The limits of the source-text mapping
The mapping shown in the source-text view of this site is post-hoc and semi-automated. Some specific limits readers should keep in mind:
Density-weighted matching favors longer passages. The preface is the longest single passage in the book and absorbs nearly a third of the OWL's classes by the matching algorithm. This is not entirely wrong — the preface really does introduce most of the framework's vocabulary — but it does mean that more granular passages within chapters get less attribution than the actual textual development warrants.
Single-best-match assumption. Each class is assigned to one canonical passage, even when the class is developed across multiple chapter sections. The book's actual argumentation often returns to the same concept across chapters with different emphases; the mapping does not preserve those returns.
Approximate name-to-text alignment. The matching uses the CamelCase-split words of each class name and locates sections where those words appear in the prose. This catches well-named classes (Directedness, Fidelity, Recognition) and the canonical sections that introduce them. It does worse with structural classes whose names are technical compositions (OntologicalGroundingOfObligationByDirectednessAsymmetry) that may not appear verbatim in the prose.
Unmapped classes remain in the OWL. About 1% of the ontology's classes did not match any section with high enough confidence. They appear in the BFO tree and search without source-text linkage. The methodology page documents this honestly rather than hiding the unmapped tail.
A planned improvement
A more precise mapping is planned. The most reliable approach would be a hand-mapping by the author, identifying for each class the passage(s) where it is most centrally developed. This would take serious sustained work but would produce the best-quality artifact. In the interim, the semi-automated mapping is the right tradeoff between fidelity and time-to-publication.
Limitations
Single rendering. The ontology represents one structural reading of the book — the author's own. Different readers would produce different ontologies. Treat this as a starting point.

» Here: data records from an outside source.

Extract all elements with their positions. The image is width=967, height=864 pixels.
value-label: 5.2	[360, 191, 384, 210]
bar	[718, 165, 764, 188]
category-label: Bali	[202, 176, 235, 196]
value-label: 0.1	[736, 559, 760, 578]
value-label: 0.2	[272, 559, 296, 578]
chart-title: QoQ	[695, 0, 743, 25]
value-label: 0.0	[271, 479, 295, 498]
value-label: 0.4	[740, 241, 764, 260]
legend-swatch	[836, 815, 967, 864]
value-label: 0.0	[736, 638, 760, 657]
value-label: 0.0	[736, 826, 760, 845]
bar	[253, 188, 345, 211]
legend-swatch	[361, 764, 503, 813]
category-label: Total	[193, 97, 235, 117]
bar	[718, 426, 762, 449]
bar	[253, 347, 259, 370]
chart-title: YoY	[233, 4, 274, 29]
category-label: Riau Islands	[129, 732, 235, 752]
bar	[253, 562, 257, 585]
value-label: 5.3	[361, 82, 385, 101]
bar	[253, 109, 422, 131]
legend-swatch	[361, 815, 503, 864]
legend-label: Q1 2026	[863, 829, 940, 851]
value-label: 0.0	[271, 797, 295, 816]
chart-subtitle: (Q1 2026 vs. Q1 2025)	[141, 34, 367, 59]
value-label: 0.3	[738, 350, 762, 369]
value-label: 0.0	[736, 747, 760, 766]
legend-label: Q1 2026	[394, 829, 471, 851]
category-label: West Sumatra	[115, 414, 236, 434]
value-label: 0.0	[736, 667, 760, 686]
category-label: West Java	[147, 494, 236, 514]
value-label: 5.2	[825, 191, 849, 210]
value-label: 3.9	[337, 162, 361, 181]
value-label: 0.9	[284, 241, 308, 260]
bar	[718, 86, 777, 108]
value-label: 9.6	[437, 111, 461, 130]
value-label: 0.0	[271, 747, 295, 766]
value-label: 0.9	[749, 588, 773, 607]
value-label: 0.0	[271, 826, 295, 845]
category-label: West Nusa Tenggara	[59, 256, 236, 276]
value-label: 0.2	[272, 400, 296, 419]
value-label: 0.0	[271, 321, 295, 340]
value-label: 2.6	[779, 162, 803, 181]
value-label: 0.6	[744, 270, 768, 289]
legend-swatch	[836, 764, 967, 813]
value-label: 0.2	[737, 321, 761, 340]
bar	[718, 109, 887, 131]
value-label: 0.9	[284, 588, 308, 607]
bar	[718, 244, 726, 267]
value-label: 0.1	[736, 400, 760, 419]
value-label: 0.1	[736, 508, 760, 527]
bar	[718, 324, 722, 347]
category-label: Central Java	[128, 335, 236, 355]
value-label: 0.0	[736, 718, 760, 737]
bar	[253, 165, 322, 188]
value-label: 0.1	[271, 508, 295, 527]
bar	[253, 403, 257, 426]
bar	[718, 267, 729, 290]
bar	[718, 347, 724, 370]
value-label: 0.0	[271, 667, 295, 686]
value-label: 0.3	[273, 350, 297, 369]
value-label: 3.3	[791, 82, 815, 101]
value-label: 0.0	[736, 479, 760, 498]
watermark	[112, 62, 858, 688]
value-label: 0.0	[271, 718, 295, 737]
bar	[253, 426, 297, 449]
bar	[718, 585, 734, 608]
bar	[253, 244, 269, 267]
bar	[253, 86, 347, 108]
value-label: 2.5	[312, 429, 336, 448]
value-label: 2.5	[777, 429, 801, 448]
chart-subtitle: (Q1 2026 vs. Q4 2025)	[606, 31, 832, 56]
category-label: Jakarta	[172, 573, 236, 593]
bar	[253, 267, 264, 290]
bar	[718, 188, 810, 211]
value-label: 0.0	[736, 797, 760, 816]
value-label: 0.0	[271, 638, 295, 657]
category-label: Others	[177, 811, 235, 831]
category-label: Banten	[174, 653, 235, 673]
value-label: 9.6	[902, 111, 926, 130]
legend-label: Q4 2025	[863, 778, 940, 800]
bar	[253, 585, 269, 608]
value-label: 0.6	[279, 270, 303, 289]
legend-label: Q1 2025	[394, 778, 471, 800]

Reasoner caveats. HermiT validates consistency under standard OWL 2 DL semantics. The book's claims about modal necessity (some obligations are necessary in the strong sense), about phenomenological priority (relational structure is prior to cognition), and about normative weight (some obligations matter more than others) are not expressible directly in OWL 2 DL and are rendered only approximately.
Self-representation. Unlike Spinoza and Leibniz, this is the author rendering his own framework. Readers should approach with appropriate caution: the structural commitments shown here are the author's account of his own commitments, not an independent reading.
References
Arp, R., Smith, B., and Spear, A. D. (2015). Building Ontologies with Basic Formal Ontology. MIT Press.
Glimm, B., Horrocks, I., Motik, B., Stoilos, G., and Wang, Z. (2014). HermiT: An OWL 2 reasoner. Journal of Automated Reasoning 53(3), 245–269.
Koepsell, D. R. (2025). The Geometry of the Good: The Architecture of Social Being, Book 1.
Smith, B. and Ceusters, W. (2010). Ontological realism: A methodology for coordinated evolution of scientific ontologies. Applied Ontology 5(3-4), 139–188.